Small transfer companies are finding value in partnering with bigger brands in the transport sector as it offers faster and less capital-intensive growth opportunities.

According to Mpho Mache, director of Tshuku Transport & Tours, it is one of the only ways that a smaller company can accelerate growth without any of the huge capital outlays that would normally be required.

“Growth is the biggest impact and benefit,” he says. Much of this is attributed to increased cash flow in the smaller businesses as the bigger company tends to pass on all of its overflow work, but it is also in the indirect mentoring that there is value. “You learn how the bigger company operates and you are able to benchmark your own service offering and make the necessary improvements to offer more value to clients,” says Mache.

According to Jabu Matsilele, Gauteng Chapter Chair of the Southern Africa Tourism Services Association (Satsa), mentoring plays an important role for small businesses, not only because of the knowledge and skills being shared but also the professional, socialisation and personal support that is provided – all essential for success in a business.

“Mentoring, at its core, guarantees people that there is someone who cares about them, assures them they are not alone in dealing with day-to-day challenges, and makes them feel that they matter,” he says.

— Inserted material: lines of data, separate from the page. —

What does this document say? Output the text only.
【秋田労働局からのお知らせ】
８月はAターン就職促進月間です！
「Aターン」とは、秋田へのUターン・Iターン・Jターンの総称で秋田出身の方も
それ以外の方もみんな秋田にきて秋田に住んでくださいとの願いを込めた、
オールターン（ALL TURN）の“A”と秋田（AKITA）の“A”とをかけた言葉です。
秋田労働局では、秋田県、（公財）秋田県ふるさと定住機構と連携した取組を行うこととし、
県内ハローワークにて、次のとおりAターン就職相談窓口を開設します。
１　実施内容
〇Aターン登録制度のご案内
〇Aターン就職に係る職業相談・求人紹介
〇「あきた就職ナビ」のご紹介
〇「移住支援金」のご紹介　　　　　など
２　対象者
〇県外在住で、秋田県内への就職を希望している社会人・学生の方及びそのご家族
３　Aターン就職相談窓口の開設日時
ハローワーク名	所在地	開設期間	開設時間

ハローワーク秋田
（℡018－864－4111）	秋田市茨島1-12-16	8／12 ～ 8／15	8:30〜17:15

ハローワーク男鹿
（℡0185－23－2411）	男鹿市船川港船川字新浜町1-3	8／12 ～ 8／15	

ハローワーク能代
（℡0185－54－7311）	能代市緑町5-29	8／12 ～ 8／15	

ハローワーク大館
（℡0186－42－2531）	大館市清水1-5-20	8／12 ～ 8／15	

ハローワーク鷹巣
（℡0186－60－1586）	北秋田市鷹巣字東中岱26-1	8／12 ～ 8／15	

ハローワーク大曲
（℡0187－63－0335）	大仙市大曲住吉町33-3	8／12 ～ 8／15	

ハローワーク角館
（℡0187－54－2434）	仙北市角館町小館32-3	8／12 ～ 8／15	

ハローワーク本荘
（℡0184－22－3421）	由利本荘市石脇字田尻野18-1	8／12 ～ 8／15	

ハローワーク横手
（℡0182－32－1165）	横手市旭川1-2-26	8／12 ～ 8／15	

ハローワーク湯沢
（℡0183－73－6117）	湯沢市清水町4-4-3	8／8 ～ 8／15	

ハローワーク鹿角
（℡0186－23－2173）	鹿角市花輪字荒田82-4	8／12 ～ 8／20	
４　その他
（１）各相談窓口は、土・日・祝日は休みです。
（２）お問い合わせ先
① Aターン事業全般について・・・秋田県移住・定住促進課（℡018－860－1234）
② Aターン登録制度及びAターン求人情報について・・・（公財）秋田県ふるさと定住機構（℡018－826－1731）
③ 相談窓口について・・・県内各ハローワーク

These were some of the lessons learnt with the Limpopo High Flyers, a public-private partnership project between Limpopo Tourism Agency and Satsa, where 90 hidden gems in the tourism sector were found, developed and introduced to the trade.

Matsilele says one of the biggest challenges faced by small businesses – regardless of the sector – is cash-flow management.

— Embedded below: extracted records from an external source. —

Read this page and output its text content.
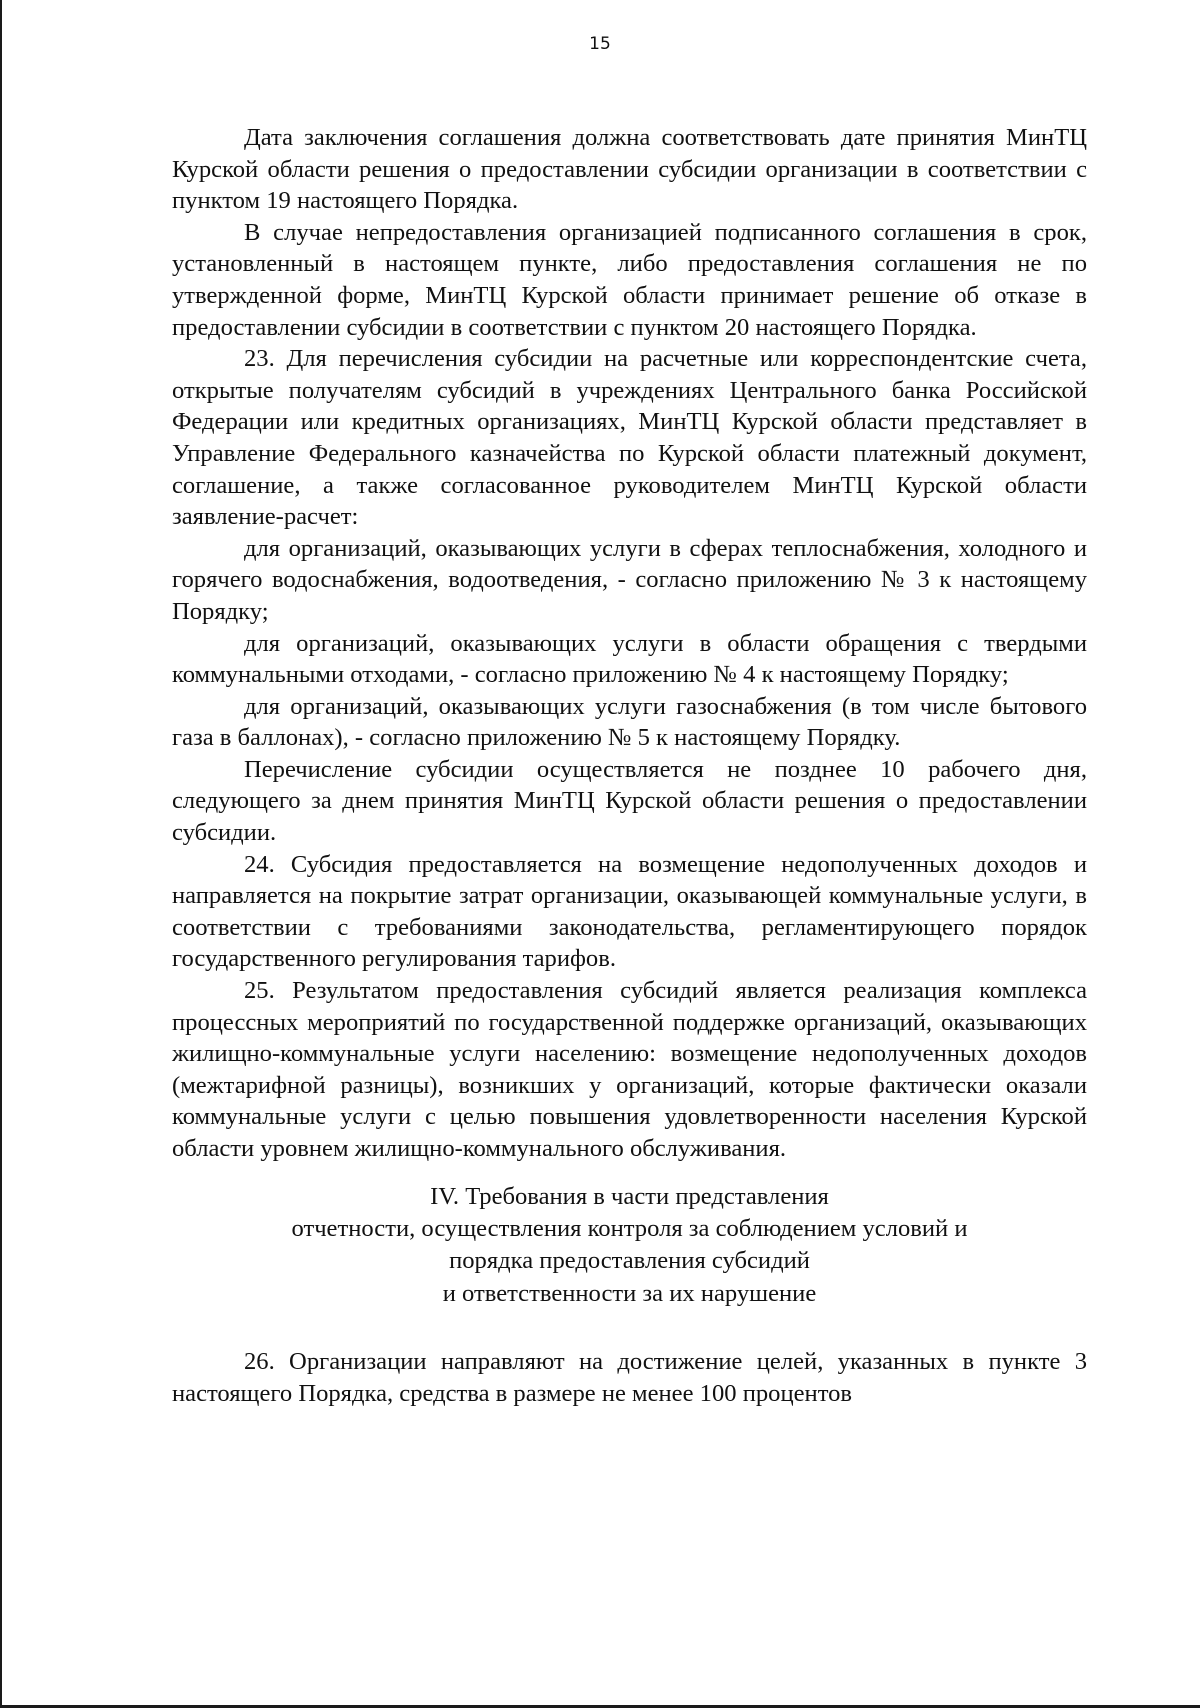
15

Дата заключения соглашения должна соответствовать дате принятия МинТЦ Курской области решения о предоставлении субсидии организации в соответствии с пунктом 19 настоящего Порядка.

В случае непредоставления организацией подписанного соглашения в срок, установленный в настоящем пункте, либо предоставления соглашения не по утвержденной форме, МинТЦ Курской области принимает решение об отказе в предоставлении субсидии в соответствии с пунктом 20 настоящего Порядка.

23. Для перечисления субсидии на расчетные или корреспондентские счета, открытые получателям субсидий в учреждениях Центрального банка Российской Федерации или кредитных организациях, МинТЦ Курской области представляет в Управление Федерального казначейства по Курской области платежный документ, соглашение, а также согласованное руководителем МинТЦ Курской области заявление-расчет:

для организаций, оказывающих услуги в сферах теплоснабжения, холодного и горячего водоснабжения, водоотведения, - согласно приложению № 3 к настоящему Порядку;

для организаций, оказывающих услуги в области обращения с твердыми коммунальными отходами, - согласно приложению № 4 к настоящему Порядку;

для организаций, оказывающих услуги газоснабжения (в том числе бытового газа в баллонах), - согласно приложению № 5 к настоящему Порядку.

Перечисление субсидии осуществляется не позднее 10 рабочего дня, следующего за днем принятия МинТЦ Курской области решения о предоставлении субсидии.

24. Субсидия предоставляется на возмещение недополученных доходов и направляется на покрытие затрат организации, оказывающей коммунальные услуги, в соответствии с требованиями законодательства, регламентирующего порядок государственного регулирования тарифов.

25. Результатом предоставления субсидий является реализация комплекса процессных мероприятий по государственной поддержке организаций, оказывающих жилищно-коммунальные услуги населению: возмещение недополученных доходов (межтарифной разницы), возникших у организаций, которые фактически оказали коммунальные услуги с целью повышения удовлетворенности населения Курской области уровнем жилищно-коммунального обслуживания.

IV. Требования в части представления
отчетности, осуществления контроля за соблюдением условий и
порядка предоставления субсидий
и ответственности за их нарушение

26. Организации направляют на достижение целей, указанных в пункте 3 настоящего Порядка, средства в размере не менее 100 процентов
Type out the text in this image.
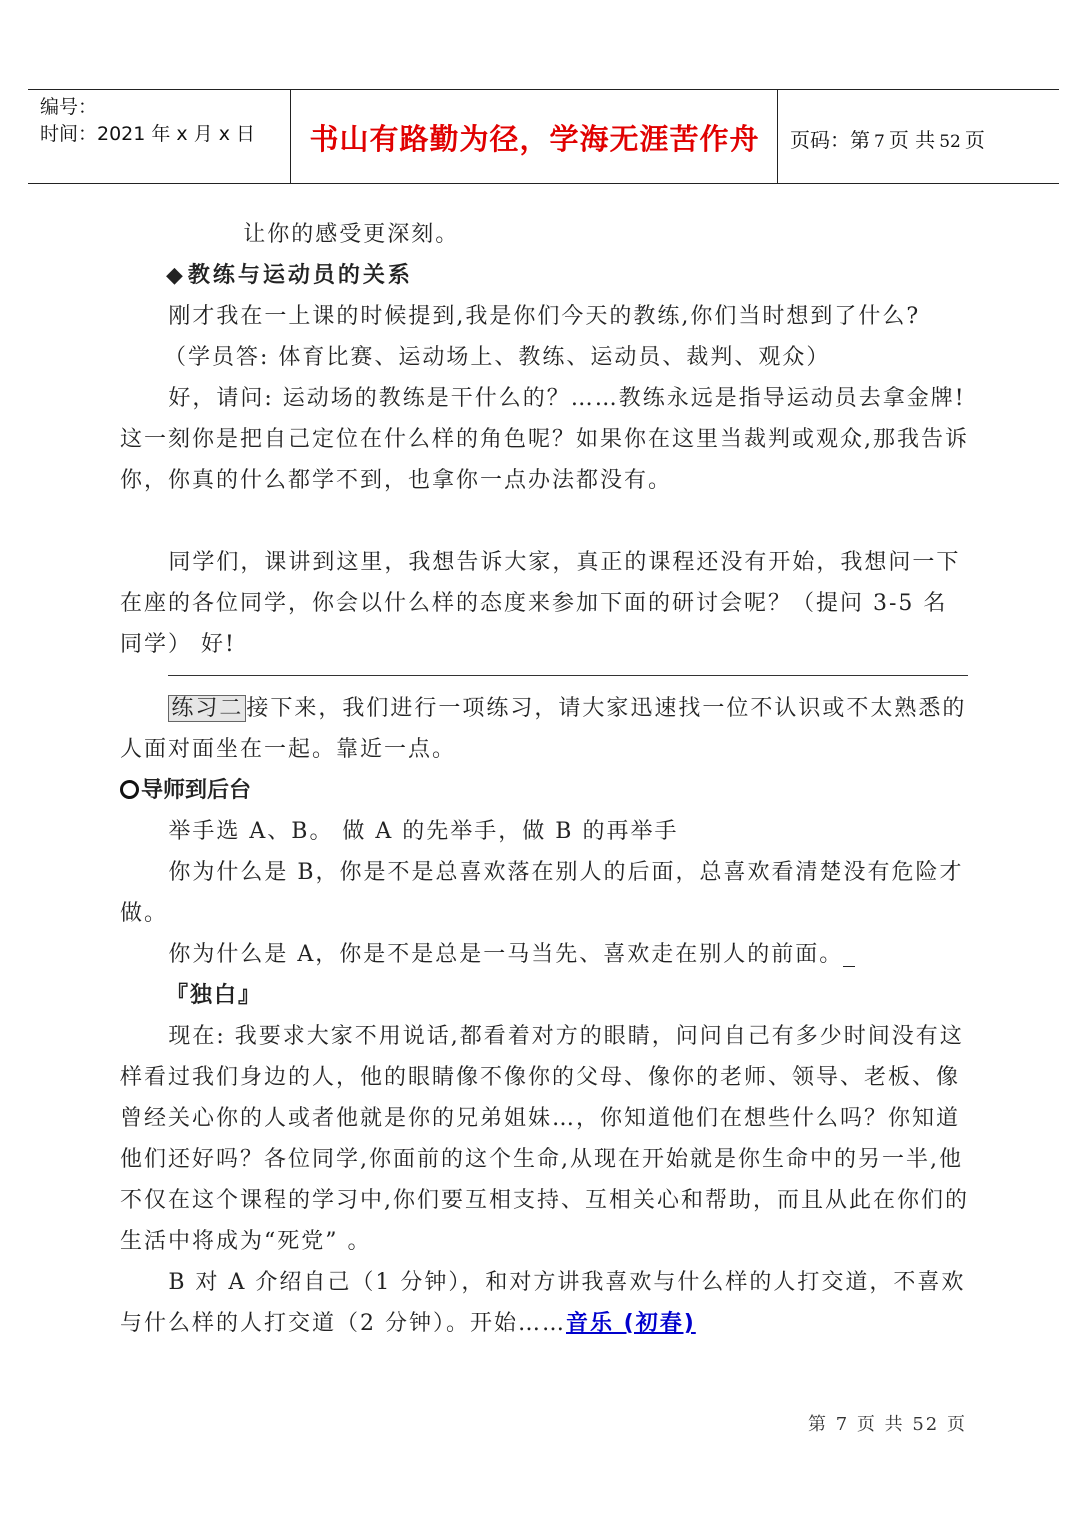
编号：
时间：2021 年 x 月 x 日	书山有路勤为径，学海无涯苦作舟	页码：第 7 页 共 52 页

让你的感受更深刻。

◆教练与运动员的关系

刚才我在一上课的时候提到,我是你们今天的教练,你们当时想到了什么?

（学员答: 体育比赛、运动场上、教练、运动员、裁判、观众）

好，请问: 运动场的教练是干什么的？……教练永远是指导运动员去拿金牌!这一刻你是把自己定位在什么样的角色呢？如果你在这里当裁判或观众,那我告诉你，你真的什么都学不到，也拿你一点办法都没有。

同学们，课讲到这里，我想告诉大家，真正的课程还没有开始，我想问一下在座的各位同学，你会以什么样的态度来参加下面的研讨会呢？（提问 3-5 名同学） 好!

练习二 接下来，我们进行一项练习，请大家迅速找一位不认识或不太熟悉的人面对面坐在一起。靠近一点。

导师到后台

举手选 A、B。 做 A 的先举手，做 B 的再举手

你为什么是 B，你是不是总喜欢落在别人的后面，总喜欢看清楚没有危险才做。

你为什么是 A，你是不是总是一马当先、喜欢走在别人的前面。

『独白』

现在: 我要求大家不用说话,都看着对方的眼睛，问问自己有多少时间没有这样看过我们身边的人，他的眼睛像不像你的父母、像你的老师、领导、老板、像曾经关心你的人或者他就是你的兄弟姐妹…，你知道他们在想些什么吗？你知道他们还好吗？各位同学,你面前的这个生命,从现在开始就是你生命中的另一半,他不仅在这个课程的学习中,你们要互相支持、互相关心和帮助，而且从此在你们的生活中将成为“死党” 。

B 对 A 介绍自己（1 分钟），和对方讲我喜欢与什么样的人打交道，不喜欢与什么样的人打交道（2 分钟）。开始……音乐 (初春)

第 7 页 共 52 页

“Cash flow is essential to small business survival, yet many entrepreneurs struggle to pay the bills (let alone themselves) while they're waiting for checks to arrive. Part of the problem stems from delayed invoicing, which is common in the entrepreneurial world.”

Bigger companies becoming a ‘big brother’ to a smaller business can bring much-needed advice and systems to deal with cash-flow and other challenges.

“Proper budgeting and planning are critical to maintaining cash flow, but even these won’t always save one from stressing over bills. One way to improve cash flow is to require a down payment for products and services that covers all expenses associated with a given project or sale as well as some profit for the business,” says Matsilele, highlighting how a smaller company can learn from a partnership.

One of the biggest challenges for smaller companies has been permits, says Fanie van Zyl, managing director of SA Coach Charters & Tours.

“It is still a huge challenge, as government does not understand the Industry,” he says. “They should simplify the process, especially for tourist and charter requirements. Once you are registered, a permit should be issued within 48 hours after submission of documents. They are linked up with SARS, eNatis and CIPC, so we see no reason why there should be a nine- to 15-month delay to obtain a permit. Once you take delivery of your R4.5 million (€271 400) vehicle, the cost seconds start to tick and, without a permit, you cannot operate.” 

These kinds of partnerships are also important when it comes to addressing challenges such as companies dislodging the market by offering below-profitable pricing or very low rates to secure a series contract.

“Margins are low, thus the SMME suffers as a result of that, even though they have a good product. It goes further that the tour operators must educate their agents and international tour operators about the costs of ground transport. Ground transport may be the last item on the check-list but it remains the most important part of the costing, since a lot of time is spent on an expensive vehicle with a professional driver. It should not be ignored and TOs should really come to the party to ensure pricing is fair,” says Van Zyl.